Scalar mixing in non-Markovian homogeneous isotropic synthetic turbulence

TL;DR

This paper demonstrates that non-Markovian velocity fields are crucial for accurately modeling turbulent mixing, showing that synthetic non-Markovian fields better replicate DNS results than Markovian ones.

Contribution

The study introduces a synthetic turbulence model incorporating non-Markovian velocity fields with scale-dependent decorrelation times, improving the representation of mixing dynamics.

Findings

Non-Markovian synthetic fields match DNS scalar spectra at low Schmidt numbers.

Markovian fields underpredict scalar variance production and dissipation.

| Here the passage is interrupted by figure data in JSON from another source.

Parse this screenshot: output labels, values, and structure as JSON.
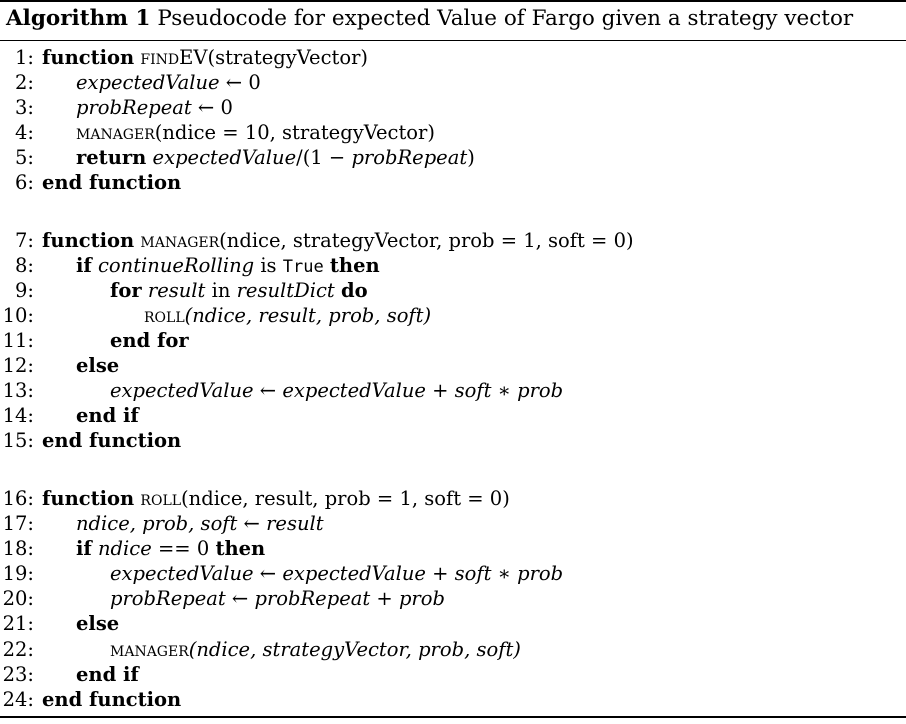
{
  "caption": {
    "label": "Algorithm 1",
    "text": "Pseudocode for expected Value of Fargo given a strategy vector"
  },
  "lines": {
    "l1": {
      "num": "1:",
      "kw_function": "function",
      "name": "findEV",
      "args": "(strategyVector)"
    },
    "l2": {
      "num": "2:",
      "var": "expectedValue",
      "rest": " ← 0"
    },
    "l3": {
      "num": "3:",
      "var": "probRepeat",
      "rest": " ← 0"
    },
    "l4": {
      "num": "4:",
      "name": "manager",
      "args": "(ndice = 10, strategyVector)"
    },
    "l5": {
      "num": "5:",
      "kw_return": "return",
      "expr_a": "expectedValue",
      "expr_b": "/(1 − ",
      "expr_c": "probRepeat",
      "expr_d": ")"
    },
    "l6": {
      "num": "6:",
      "kw": "end function"
    },
    "l7": {
      "num": "7:",
      "kw_function": "function",
      "name": "manager",
      "args": "(ndice, strategyVector, prob = 1, soft = 0)"
    },
    "l8": {
      "num": "8:",
      "kw_if": "if",
      "cond": "continueRolling",
      "is": " is ",
      "val": "True",
      "kw_then": "then"
    },
    "l9": {
      "num": "9:",
      "kw_for": "for",
      "var": "result",
      "in": " in ",
      "dict": "resultDict",
      "kw_do": "do"
    },
    "l10": {
      "num": "10:",
      "name": "roll",
      "args": "(ndice, result, prob, soft)"
    },
    "l11": {
      "num": "11:",
      "kw": "end for"
    },
    "l12": {
      "num": "12:",
      "kw": "else"
    },
    "l13": {
      "num": "13:",
      "expr": "expectedValue ← expectedValue + soft ∗ prob"
    },
    "l14": {
      "num": "14:",
      "kw": "end if"
    },
    "l15": {
      "num": "15:",
      "kw": "end function"
    },
    "l16": {
      "num": "16:",
      "kw_function": "function",
      "name": "roll",
      "args": "(ndice, result, prob = 1, soft = 0)"
    },
    "l17": {
      "num": "17:",
      "expr": "ndice, prob, soft ← result"
    },
    "l18": {
      "num": "18:",
      "kw_if": "if",
      "cond": "ndice",
      "rest": " == 0 ",
      "kw_then": "then"
    },
    "l19": {
      "num": "19:",
      "expr": "expectedValue ← expectedValue + soft ∗ prob"
    },
    "l20": {
      "num": "20:",
      "expr": "probRepeat ← probRepeat + prob"
    },
    "l21": {
      "num": "21:",
      "kw": "else"
    },
    "l22": {
      "num": "22:",
      "name": "manager",
      "args": "(ndice, strategyVector, prob, soft)"
    },
    "l23": {
      "num": "23:",
      "kw": "end if"
    },
    "l24": {
      "num": "24:",
      "kw": "end function"
    }
  }
}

Non-Markovianity is essential for realistic turbulent mixing simulations.

Abstract

We show that non-Markovianity of the velocity field is an essential property of turbulent mixing. We demonstrate this via passive scalar mixing by synthetically generated stochastic velocity fields. Including a separate velocity decorrelation time scale for each spatial scale (random sweeping) yields an essentially non-Markovian velocity field with a finite time memory decaying as -5 (for a decaying spectrum) instead of an exponential decay (Markovian), which is obtained by including a constant time scale for all spatial scales, irrespective of the filtering function. We characterize the Lagrangian mixing statistics of both the Markovian and non-Markovian synthetic fields and compare them against a corresponding incompressible direct numerical simulation (DNS). We also study diffusive passive scalar mixing in the Schmidt number range Sc<1 using the DNS and the synthetic fields. While both the synthetic fields recover the -17/3 scalar spectrum for low Schmidt numbers, the mean gradients in a decaying simulation, as well as the production and dissipation of scalar variance in a statistically stationary simulation, are severely underpredicted by the Markovian fields compared to the non-Markovian fields. Throughout, we compare our results with companion 3D DNS to show the necessity of non-Markovianity in synthetic fields to capture mixing dynamics.